A very beautiful lady in a very beautiful velvet dress got into the car

today, and without the slightest expression sat for fifteen minutes and

looked at a sign advertising suspenders. It doesn't seem polite to

ignore everybody else as though you were the only important person

present. Anyway, you miss a lot. While she was absorbing that silly

sign, I was studying a whole car full of interesting human beings.

The accompanying illustration is hereby reproduced for the first time.

It looks like a spider on the end of a string, but it isn't at all;

it's a picture of me learning to swim in the tank in the gymnasium.

The instructor hooks a rope into a ring in the back of my belt, and

runs it through a pulley in the ceiling. It would be a beautiful

system if one had perfect confidence in the probity of one's

instructor. I'm always afraid, though, that she will let the rope get

slack, so I keep one anxious eye on her and swim with the other, and

with this divided interest I do not make the progress that I otherwise

might.

Very miscellaneous weather we're having of late. It was raining when I

commenced and now the sun is shining. Sallie and I are going out to

play tennis--thereby gaining exemption from Gym.

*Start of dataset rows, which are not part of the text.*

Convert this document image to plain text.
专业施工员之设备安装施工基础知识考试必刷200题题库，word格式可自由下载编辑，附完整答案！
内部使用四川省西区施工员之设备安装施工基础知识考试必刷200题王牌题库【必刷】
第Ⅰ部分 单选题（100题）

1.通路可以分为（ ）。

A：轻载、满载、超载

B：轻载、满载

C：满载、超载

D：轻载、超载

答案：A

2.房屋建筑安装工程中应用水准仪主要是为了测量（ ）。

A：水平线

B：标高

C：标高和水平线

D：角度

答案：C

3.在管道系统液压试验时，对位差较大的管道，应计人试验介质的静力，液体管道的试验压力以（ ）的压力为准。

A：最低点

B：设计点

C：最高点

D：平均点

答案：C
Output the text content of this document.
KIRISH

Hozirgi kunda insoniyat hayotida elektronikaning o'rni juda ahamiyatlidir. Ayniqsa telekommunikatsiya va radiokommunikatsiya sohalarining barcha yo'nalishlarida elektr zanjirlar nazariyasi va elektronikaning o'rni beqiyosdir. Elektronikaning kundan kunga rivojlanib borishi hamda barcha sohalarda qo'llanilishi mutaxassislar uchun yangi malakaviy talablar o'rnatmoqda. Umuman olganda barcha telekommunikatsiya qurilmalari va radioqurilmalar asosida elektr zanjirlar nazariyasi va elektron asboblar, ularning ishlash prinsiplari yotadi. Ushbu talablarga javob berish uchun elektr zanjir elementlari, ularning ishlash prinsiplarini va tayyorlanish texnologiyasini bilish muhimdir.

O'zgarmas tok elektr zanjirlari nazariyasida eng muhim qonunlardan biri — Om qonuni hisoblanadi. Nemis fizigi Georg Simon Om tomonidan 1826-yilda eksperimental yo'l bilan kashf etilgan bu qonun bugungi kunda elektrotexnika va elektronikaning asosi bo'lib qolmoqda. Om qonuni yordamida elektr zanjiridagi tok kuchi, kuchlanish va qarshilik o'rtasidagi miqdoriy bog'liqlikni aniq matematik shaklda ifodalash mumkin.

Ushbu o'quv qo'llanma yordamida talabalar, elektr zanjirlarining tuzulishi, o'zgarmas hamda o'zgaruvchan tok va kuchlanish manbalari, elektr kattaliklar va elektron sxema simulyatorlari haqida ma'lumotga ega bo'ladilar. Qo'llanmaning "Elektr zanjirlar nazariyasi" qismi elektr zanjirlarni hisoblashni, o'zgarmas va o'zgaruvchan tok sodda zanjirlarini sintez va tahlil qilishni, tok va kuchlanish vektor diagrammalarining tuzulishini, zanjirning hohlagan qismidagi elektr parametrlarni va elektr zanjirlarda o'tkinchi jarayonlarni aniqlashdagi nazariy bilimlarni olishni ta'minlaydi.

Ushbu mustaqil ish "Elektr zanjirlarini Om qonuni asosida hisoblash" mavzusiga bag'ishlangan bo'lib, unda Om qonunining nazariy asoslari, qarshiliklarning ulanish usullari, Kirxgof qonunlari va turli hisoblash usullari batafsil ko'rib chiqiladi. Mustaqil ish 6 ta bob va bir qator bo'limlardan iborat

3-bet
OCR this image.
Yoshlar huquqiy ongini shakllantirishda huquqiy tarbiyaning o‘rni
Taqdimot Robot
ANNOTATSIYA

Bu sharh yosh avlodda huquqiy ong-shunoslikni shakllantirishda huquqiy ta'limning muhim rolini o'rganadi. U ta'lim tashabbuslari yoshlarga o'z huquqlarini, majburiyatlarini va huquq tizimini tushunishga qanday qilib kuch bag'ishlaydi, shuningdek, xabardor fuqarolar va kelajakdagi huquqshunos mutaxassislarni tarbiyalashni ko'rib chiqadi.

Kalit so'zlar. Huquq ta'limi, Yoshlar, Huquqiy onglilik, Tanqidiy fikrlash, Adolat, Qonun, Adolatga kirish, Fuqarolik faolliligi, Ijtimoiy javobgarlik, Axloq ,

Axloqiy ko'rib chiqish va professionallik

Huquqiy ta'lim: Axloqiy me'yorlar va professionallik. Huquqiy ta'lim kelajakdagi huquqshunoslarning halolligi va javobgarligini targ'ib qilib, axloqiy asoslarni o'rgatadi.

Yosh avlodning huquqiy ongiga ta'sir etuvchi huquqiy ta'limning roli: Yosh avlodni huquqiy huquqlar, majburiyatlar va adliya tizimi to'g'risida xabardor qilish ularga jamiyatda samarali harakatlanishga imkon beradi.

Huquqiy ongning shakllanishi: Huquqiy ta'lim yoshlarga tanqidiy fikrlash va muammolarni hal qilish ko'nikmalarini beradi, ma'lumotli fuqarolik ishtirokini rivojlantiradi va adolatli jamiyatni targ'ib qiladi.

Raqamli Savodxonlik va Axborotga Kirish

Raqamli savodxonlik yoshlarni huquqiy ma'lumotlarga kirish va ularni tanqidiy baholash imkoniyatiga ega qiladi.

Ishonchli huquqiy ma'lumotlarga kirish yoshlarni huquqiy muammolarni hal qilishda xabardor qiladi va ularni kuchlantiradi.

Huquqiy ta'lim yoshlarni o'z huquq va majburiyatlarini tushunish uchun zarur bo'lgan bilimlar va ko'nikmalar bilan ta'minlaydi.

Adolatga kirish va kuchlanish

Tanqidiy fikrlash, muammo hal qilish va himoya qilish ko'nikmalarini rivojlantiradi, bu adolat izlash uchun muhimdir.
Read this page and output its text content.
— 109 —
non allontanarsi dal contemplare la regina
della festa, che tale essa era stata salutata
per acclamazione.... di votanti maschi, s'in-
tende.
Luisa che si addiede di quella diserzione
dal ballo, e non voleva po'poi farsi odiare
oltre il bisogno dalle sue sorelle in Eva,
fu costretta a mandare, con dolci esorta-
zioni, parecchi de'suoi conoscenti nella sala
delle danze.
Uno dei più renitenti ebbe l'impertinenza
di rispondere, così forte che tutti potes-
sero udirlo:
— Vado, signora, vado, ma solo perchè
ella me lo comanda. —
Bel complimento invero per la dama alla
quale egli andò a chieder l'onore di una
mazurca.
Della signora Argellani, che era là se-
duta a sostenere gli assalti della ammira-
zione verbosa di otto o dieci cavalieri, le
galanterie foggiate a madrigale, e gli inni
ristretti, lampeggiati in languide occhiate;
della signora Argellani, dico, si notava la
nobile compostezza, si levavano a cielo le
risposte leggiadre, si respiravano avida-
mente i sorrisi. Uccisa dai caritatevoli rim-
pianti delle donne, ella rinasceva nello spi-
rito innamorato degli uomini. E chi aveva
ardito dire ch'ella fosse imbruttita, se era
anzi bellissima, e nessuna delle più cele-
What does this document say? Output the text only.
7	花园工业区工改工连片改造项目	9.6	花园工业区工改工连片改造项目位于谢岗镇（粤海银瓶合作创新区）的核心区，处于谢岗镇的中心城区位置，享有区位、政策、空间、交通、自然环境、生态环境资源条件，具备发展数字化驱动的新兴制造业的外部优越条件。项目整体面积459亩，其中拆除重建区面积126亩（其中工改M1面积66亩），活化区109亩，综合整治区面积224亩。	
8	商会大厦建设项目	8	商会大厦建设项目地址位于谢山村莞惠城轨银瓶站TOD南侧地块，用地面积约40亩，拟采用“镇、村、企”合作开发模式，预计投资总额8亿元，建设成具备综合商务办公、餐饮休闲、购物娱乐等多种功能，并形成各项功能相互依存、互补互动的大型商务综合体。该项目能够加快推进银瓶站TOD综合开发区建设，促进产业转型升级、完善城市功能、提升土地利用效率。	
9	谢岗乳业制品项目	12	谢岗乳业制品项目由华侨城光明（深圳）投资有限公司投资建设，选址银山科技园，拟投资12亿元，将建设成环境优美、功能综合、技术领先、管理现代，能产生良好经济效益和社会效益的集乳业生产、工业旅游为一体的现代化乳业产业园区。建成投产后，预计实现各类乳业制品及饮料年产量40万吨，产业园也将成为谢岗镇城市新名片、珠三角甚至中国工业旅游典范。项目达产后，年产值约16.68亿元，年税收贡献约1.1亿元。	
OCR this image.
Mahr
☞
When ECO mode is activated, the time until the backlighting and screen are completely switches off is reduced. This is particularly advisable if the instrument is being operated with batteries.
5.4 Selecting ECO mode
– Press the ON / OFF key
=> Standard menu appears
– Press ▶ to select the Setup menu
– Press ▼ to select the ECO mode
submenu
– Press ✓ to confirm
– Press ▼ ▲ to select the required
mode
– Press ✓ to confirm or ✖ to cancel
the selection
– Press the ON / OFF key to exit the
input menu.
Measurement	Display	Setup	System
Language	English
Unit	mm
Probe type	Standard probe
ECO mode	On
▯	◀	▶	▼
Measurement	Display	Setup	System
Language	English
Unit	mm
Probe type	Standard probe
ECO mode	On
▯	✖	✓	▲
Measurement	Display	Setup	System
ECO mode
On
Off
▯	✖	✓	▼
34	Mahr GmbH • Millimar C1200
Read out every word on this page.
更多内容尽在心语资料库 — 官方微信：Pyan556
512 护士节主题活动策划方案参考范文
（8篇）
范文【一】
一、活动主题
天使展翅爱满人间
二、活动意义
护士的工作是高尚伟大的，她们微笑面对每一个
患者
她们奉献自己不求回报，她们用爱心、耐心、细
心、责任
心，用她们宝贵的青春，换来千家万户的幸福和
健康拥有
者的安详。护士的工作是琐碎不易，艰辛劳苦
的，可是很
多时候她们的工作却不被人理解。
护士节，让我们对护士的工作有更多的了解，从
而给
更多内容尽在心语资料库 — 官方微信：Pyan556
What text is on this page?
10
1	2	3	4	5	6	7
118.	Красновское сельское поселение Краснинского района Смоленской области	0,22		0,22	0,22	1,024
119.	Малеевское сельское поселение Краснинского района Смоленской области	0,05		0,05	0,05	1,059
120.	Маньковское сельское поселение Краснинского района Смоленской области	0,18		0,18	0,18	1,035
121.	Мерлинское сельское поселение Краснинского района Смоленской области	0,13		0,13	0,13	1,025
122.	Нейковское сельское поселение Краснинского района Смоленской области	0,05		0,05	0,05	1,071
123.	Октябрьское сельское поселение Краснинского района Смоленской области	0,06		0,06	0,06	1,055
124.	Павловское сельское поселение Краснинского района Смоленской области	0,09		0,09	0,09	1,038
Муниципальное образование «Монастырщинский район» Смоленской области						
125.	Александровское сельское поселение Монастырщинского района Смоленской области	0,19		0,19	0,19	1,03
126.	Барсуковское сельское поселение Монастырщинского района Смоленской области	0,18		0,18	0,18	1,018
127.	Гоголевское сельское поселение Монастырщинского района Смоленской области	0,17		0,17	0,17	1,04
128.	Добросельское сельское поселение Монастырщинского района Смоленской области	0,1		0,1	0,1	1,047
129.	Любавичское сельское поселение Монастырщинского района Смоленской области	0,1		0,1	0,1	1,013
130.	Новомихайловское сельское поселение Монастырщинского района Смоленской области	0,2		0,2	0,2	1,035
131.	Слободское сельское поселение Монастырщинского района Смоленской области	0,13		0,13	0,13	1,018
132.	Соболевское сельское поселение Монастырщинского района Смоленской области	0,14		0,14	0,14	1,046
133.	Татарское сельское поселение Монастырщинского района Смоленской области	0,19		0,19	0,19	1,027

A week later I should have finished this letter long ago, but I didn't. You don't

mind, do you, Daddy, if I'm not very regular? I really do love to

write to you; it gives me such a respectable feeling of having some

family. Would you like me to tell you something? You are not the only

man to whom I write letters. There are two others! I have been

receiving beautiful long letters this winter from Master Jervie (with

typewritten envelopes so Julia won't recognize the writing). Did you

ever hear anything so shocking? And every week or so a very scrawly

epistle, usually on yellow tablet paper, arrives from Princeton. All

of which I answer with business-like promptness. So you see--I am not

so different from other girls--I get letters, too.

Did I tell you that I have been elected a member of the Senior Dramatic

Club? Very recherche organization. Only seventy-five members out of

one thousand. Do you think as a consistent Socialist that I ought to

belong?

What do you suppose is at present engaging my attention in sociology?

I am writing (figurez vous!) a paper on the Care of Dependent Children.

The Professor shuffled up his subjects and dealt them out

promiscuously, and that fell to me. C'est drole ca n'est pas?